À SUIVRE | >Vendredi 15 juillet : Heinrich Hartl, hier et aujourd’hui >Lundi 18 juillet : les deux stars, rotgipfler et zierfandler>Mercredi 20 juillet : cinq producteurs de Thermenregion au top |
En chiffres
2 196 hectares
900 producteurs
25 % à l’export
Connaissez-vous le zierfandler et le rotgipfler ? Deux cépages blancs emblématiques de la région des Thermes, au sud de Vienne. En rouge, le saint-laurent et le zweigelt donnent la réplique avec justesse. Et cerise sur le gâteau, des pinots noirs autrichiens à découvrir d’urgence. Un petit séjour sur place est encore le mieux, pour trinquer dans les Heuriger.

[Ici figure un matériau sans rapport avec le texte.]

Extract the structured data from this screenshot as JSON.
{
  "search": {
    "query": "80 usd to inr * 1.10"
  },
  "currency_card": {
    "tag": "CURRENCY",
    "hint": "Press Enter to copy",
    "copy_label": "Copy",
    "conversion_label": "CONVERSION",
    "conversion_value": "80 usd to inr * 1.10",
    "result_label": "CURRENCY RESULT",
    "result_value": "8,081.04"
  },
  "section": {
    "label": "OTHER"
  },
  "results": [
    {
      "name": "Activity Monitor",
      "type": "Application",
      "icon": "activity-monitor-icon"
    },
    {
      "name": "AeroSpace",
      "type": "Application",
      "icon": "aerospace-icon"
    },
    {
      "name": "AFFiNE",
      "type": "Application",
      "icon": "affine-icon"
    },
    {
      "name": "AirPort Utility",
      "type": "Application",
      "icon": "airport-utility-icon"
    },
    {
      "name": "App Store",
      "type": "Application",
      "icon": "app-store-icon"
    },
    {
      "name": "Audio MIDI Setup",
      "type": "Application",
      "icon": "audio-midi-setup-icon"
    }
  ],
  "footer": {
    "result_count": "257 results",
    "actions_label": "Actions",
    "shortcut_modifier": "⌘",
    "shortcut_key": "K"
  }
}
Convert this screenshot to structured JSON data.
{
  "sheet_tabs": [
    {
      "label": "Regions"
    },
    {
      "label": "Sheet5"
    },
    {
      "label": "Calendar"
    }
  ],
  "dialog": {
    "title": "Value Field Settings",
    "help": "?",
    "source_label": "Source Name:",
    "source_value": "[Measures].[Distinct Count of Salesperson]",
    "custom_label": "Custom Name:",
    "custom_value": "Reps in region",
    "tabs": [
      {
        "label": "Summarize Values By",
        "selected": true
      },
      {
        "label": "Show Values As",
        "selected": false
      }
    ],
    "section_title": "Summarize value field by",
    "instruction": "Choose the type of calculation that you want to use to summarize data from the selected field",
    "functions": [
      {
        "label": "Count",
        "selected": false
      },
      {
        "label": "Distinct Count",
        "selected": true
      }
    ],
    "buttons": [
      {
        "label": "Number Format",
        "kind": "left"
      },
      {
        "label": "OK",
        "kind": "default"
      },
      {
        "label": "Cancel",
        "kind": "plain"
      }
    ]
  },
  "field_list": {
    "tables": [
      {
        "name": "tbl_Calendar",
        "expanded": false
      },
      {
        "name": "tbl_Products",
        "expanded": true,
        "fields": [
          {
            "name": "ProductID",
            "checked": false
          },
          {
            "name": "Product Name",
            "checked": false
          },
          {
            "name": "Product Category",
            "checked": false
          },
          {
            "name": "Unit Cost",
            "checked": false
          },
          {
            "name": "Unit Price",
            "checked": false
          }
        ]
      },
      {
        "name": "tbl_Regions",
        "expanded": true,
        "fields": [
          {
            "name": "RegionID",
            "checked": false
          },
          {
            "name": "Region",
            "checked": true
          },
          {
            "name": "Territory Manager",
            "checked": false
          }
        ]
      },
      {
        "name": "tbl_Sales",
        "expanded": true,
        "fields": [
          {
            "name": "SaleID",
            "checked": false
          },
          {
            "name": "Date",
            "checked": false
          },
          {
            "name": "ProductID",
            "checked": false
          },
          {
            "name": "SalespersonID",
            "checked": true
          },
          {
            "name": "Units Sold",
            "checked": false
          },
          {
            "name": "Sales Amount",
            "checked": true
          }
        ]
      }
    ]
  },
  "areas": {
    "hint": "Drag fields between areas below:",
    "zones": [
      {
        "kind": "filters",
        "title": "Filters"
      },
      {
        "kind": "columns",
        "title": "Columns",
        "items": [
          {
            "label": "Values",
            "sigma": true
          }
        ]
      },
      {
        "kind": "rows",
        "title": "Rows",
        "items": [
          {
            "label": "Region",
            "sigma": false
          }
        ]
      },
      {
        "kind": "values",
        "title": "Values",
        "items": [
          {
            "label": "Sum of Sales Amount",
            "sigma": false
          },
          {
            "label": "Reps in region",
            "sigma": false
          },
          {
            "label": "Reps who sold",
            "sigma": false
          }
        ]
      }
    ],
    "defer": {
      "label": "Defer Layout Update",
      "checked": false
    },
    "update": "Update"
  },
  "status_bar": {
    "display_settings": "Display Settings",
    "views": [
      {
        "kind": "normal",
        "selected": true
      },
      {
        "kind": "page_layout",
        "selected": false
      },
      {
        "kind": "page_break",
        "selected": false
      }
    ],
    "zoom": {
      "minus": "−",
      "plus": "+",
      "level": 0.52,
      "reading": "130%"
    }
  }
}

Vingt minutes de train seulement. Distance Paris-Versailles. Mais un dépaysement total, loin des odeurs de diesel. Le vignoble s’étend au-dessus d’une vallée grouillante de vie et d’industrie, contre le mont Anninger et ses 675 mètres et la grande forêt de Vienne, Wienerwald, qui protège du froid et des pluies et donne du bois pour la futaille. Deux mille hectares de vignes, les raisins blancs cultivés plutôt au nord, les rouges plus au sud. Les bains comme la vigne nous viennent des Romains, d’où ce nom de Thermenregion. Au Moyen Age, les moines cisterciens y ont développé le vignoble et l’Eglise possède encore de nos jours des terres à vigne qu’elle met en location. Les Viennois aiment venir flâner dans ce coin de verdure et se perdre dans les rues pavées de Gumpoldskirchen avec sa source historique et son curieux menhir à la forme évocatrice. Ou faire un tour à bicyclette dans les chemins de vigne pour finir attablés dans une Heuriger, ou Buschenschank, ces restaurants-tavernes où le vigneron enfile son tablier de service. On y mange chaud ou froid selon le cas, mais surtout on arrose le Wiener Fleischlaberln (boulettes de viande) ou Hausmannskost (cuisine maison) du vin du patron. Pas le classique pichet de vin de table en 50 cl. La gamme complète du producteur, s’il vous plaît, à peine plus chère sur table qu’au caveau, 7 ou 8 euros la bouteille, 15 euros peut-être si le millésime a de l’âge.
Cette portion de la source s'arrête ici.